PsychCentral.com quoted researchers as saying:
“Through the use of carefully designed persuasive message prompts … mental health video games can be perceived and used as a more viable and less attrition-ridden treatment option,”
Playing the video game “Tetris” shortly after a traumatic event, such as a car crash, may reduce the risk of developing intrusive flashbacks of the event, a new study suggests.
Researchers found that car crash survivors who played “Tetris” in the emergency room within 6 hours of their crashes had 62 percent fewer flashbacks during the week following the event, compared with car crash survivors who performed a different task in the emergency room.
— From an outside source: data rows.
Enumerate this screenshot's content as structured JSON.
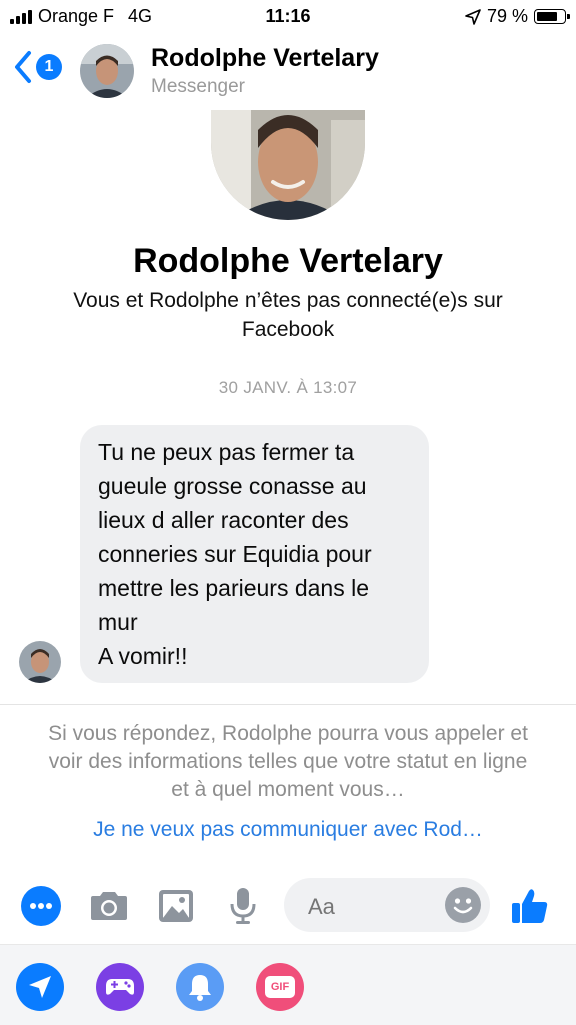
{
  "status_bar": {
    "carrier": "Orange F",
    "network": "4G",
    "time": "11:16",
    "battery": "79 %",
    "battery_level": 0.79
  },
  "header": {
    "back_badge_count": "1",
    "contact_name": "Rodolphe Vertelary",
    "subtitle": "Messenger"
  },
  "profile": {
    "name": "Rodolphe Vertelary",
    "connection_note": "Vous et Rodolphe n’êtes pas connecté(e)s sur Facebook"
  },
  "conversation": {
    "timestamp": "30 JANV. À 13:07",
    "messages": [
      {
        "text": "Tu ne peux pas fermer ta gueule grosse conasse au lieux d aller raconter des conneries sur Equidia pour mettre les parieurs dans le mur\nA vomir!!"
      }
    ]
  },
  "request_notice": {
    "text": "Si vous répondez, Rodolphe pourra vous appeler et voir des informations telles que votre statut en ligne et à quel moment vous…",
    "ignore_link": "Je ne veux pas communiquer avec Rod…"
  },
  "composer": {
    "placeholder": "Aa",
    "icons": [
      "more-icon",
      "camera-icon",
      "gallery-icon",
      "microphone-icon",
      "emoji-icon",
      "thumbs-up-icon"
    ]
  },
  "tray": {
    "icons": [
      "location-icon",
      "game-controller-icon",
      "bell-icon",
      "gif-icon"
    ],
    "gif_label": "GIF"
  },
  "colors": {
    "messenger_blue": "#0a7cff",
    "bubble_gray": "#eeeff1",
    "link_blue": "#2a7de1",
    "game_purple": "#7b3fe4",
    "bell_blue": "#5a9cf5",
    "gif_pink": "#f04e7a"
  }
}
The Washington Post added, “The idea was not that playing Tetris — for the unfamiliar, a block-dropping puzzle game first released in 1984 — wiped anyone’s mind. But, crucially, the game competed for the brain’s visual attention. “Our brain has limited capacity, but that’s a problem we can exploit,” Emily Holmes, a professor of psychology at the Karolinska Institute in Sweden and an author of the study, told The Washington Post. “A person can’t think of two visual things at the same time.”
And according to CBS News, “Some of the participants directly credited the game with helping them during the week after their accident. According to the authors, one man said, “I think that playing ‘Tetris’ helped focus my mind and bring some ‘normality’ back to my head. I didn’t dwell on the accident too much while I was in hospital. Playing ‘Tetris’ seemed a bit strange at the time, but looking back, it has been a help.”
Obviously, these studies are not saying every video game can benefit mental health. But the results do seem to dispel the anecdotal belief that video games, in general, are a time suck with no beneficial attributes. We’d love to hear what you think. Generating thoughtful conversations around innovative health ideas will help us take another step toward our long-term goal of one day making Arizona the Healthiest State in the Nation!